I’m definitely not implying that the GDELT is wrong. Simply saying that GDELT’s processing rules might differ from what you would have in mind to codify events, locations and actors.
But fortunately, GDELT is open enough to provide a lot of the raw data for us to apply our own processing rules. Which is what we’ve started to do at discursus.io.
Our New Approach To Consuming GDELT Data
Before we get into how our approach changed, here’s for reference an Entity Relationship Diagram of the data schema we are exposing at discursus.io.
To be able to serve that semantic layer, we are refactoring how we consume and process the GDELT data:
- First off, we now only consume a single feed, which is the
GKG
feed. The advantage of that feed is that we have all attributes we require to enhance and process the data: for each article, we have its themes, locations, people, organizations, etc. - We now use BigQuery to access the data, as we can more effectively query the data (again being very mindful of table partitioning), as well as backfill historical data.
- We do our own scraping of the articles, to extract the content and metadata.
- We use that scraped content to generate a summary of the article using OpenAI’s LLM (Large Language Model).
With that raw data in place and all enhanced attributes, we can now better control the processing rules to generate the data which more accurately represents protest movements in North America.
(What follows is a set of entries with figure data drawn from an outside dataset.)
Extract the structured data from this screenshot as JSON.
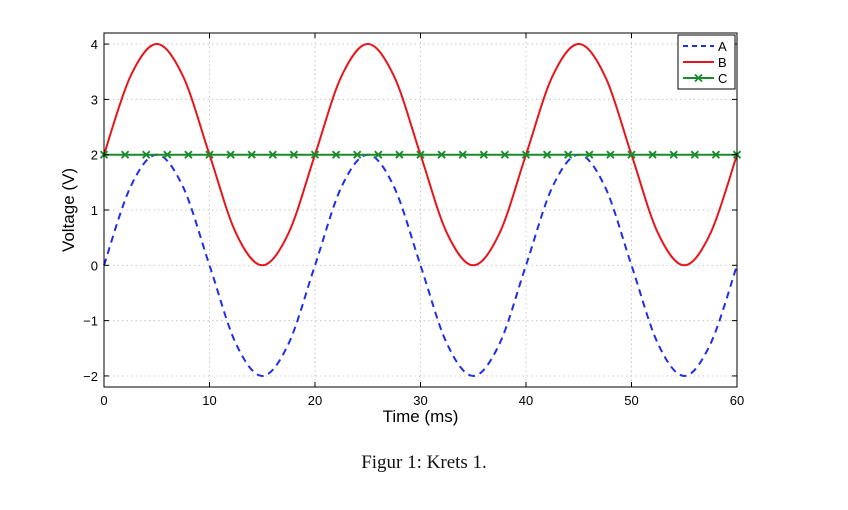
{
  "chart_data": {
    "type": "line",
    "title": "",
    "xlabel": "Time (ms)",
    "ylabel": "Voltage (V)",
    "xlim": [
      0,
      60
    ],
    "ylim": [
      -2.2,
      4.2
    ],
    "xticks": [
      0,
      10,
      20,
      30,
      40,
      50,
      60
    ],
    "xtick_labels": [
      "0",
      "10",
      "20",
      "30",
      "40",
      "50",
      "60"
    ],
    "yticks": [
      -2,
      -1,
      0,
      1,
      2,
      3,
      4
    ],
    "ytick_labels": [
      "−2",
      "−1",
      "0",
      "1",
      "2",
      "3",
      "4"
    ],
    "grid": true,
    "legend_position": "top-right",
    "x": [
      0,
      2.5,
      5,
      7.5,
      10,
      12.5,
      15,
      17.5,
      20,
      22.5,
      25,
      27.5,
      30,
      32.5,
      35,
      37.5,
      40,
      42.5,
      45,
      47.5,
      50,
      52.5,
      55,
      57.5,
      60
    ],
    "series": [
      {
        "name": "A",
        "color": "#1f2fe8",
        "style": "dashed",
        "marker": "none",
        "values": [
          0,
          1.414,
          2,
          1.414,
          0,
          -1.414,
          -2,
          -1.414,
          0,
          1.414,
          2,
          1.414,
          0,
          -1.414,
          -2,
          -1.414,
          0,
          1.414,
          2,
          1.414,
          0,
          -1.414,
          -2,
          -1.414,
          0
        ]
      },
      {
        "name": "B",
        "color": "#e8161c",
        "style": "solid",
        "marker": "none",
        "values": [
          2,
          3.414,
          4,
          3.414,
          2,
          0.586,
          0,
          0.586,
          2,
          3.414,
          4,
          3.414,
          2,
          0.586,
          0,
          0.586,
          2,
          3.414,
          4,
          3.414,
          2,
          0.586,
          0,
          0.586,
          2
        ]
      },
      {
        "name": "C",
        "color": "#1a8a2a",
        "style": "solid",
        "marker": "x",
        "marker_x": [
          0,
          2,
          4,
          6,
          8,
          10,
          12,
          14,
          16,
          18,
          20,
          22,
          24,
          26,
          28,
          30,
          32,
          34,
          36,
          38,
          40,
          42,
          44,
          46,
          48,
          50,
          52,
          54,
          56,
          58,
          60
        ],
        "values": [
          2,
          2,
          2,
          2,
          2,
          2,
          2,
          2,
          2,
          2,
          2,
          2,
          2,
          2,
          2,
          2,
          2,
          2,
          2,
          2,
          2,
          2,
          2,
          2,
          2
        ]
      }
    ]
  },
  "caption": "Figur 1: Krets 1."
}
Our new approach is reflected in this high-level diagram of the discursus.io data process.
Implementing Our New Approach
The discursus.io data platform is supported by Dagster, an orchestrator for the production of data assets. Below is a presentation of the materialization flow of a subset of data assets that relates to how we are ingesting, enhancing and processing GDELT data.
What is happening here:
- We are sourcing the GDELT GKG feed first. The partitions are the 15-minute increments that are inherited from how GDELT processes its data and makes it available.
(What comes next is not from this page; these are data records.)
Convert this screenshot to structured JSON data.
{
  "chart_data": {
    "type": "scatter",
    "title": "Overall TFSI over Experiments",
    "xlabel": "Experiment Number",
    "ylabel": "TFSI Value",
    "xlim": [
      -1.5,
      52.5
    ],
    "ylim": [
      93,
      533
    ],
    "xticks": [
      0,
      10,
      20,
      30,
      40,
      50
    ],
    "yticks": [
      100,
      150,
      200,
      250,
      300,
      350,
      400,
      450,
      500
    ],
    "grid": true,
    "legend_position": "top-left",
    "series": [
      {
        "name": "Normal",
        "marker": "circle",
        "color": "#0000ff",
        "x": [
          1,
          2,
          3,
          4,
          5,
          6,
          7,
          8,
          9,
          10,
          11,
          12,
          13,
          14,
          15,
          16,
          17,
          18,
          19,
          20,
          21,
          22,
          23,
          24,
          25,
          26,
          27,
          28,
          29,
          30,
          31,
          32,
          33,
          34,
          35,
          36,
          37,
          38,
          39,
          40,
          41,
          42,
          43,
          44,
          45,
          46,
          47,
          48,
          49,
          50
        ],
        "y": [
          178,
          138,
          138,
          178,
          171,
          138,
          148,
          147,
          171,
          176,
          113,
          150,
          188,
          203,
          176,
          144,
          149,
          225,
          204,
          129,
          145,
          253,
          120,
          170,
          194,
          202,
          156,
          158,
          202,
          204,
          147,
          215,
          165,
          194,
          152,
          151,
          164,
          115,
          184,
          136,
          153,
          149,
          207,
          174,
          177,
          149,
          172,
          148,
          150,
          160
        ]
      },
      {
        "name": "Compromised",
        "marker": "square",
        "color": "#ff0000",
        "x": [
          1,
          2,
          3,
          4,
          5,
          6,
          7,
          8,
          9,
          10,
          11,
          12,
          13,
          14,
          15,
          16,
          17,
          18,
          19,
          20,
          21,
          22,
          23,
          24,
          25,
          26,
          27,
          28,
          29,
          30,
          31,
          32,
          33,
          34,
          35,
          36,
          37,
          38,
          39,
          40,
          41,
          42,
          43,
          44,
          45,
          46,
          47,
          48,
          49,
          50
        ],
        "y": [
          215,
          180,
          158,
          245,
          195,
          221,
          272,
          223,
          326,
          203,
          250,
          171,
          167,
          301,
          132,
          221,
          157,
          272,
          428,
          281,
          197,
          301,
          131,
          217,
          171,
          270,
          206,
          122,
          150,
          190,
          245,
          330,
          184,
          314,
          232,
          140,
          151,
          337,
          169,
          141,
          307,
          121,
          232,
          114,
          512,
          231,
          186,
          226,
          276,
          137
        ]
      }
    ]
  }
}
- The enhancement step is where we scrape the article’s content and metadata from those articles.
- The summaries are generated using an OpenAI LLM on top of that scraped content.
- And finally, we only see a really small subset of dbt models which is actually how we use that raw and enhanced data to process it into the semantic representation of protest movements we discussed above.
The Results
Now that we’ve gone through all that data-processing fun, what is the output? It’s still too early to review the overall data quality, which we’ll do at a later date, but I can at least compare the output for a single article.
Let’s take this article which covers a coming protest from environmentalists against a provision in the debt-ceiling agreement which gives the green light to the construction of a pipeline.
The raw data from GDELT includes all the attributes we covered in our last post. Below is a subset of those attributes we ingested.
We then scrape the metadata and content.
And finally, we can generate a summary of the article with the help of an LLM.
Now with all those attributes, we can recreate the semantic representation of protest movements we discussed above, but this time around using our own processing rules.
And we can see the result in our publicly available monitoring dashboard.
Conclusion
At this point, we’ve made a significant step towards having more control over the processing of GDELT data, which should allow us to have better levers to increase data quality.
The next steps are to make various improvements to those processing rules (for example improving the event’s location and excluding articles which are editorials, opinion pieces, etc.). And then we will be in a better position to review the overall data quality of our data. But that’s for a future post.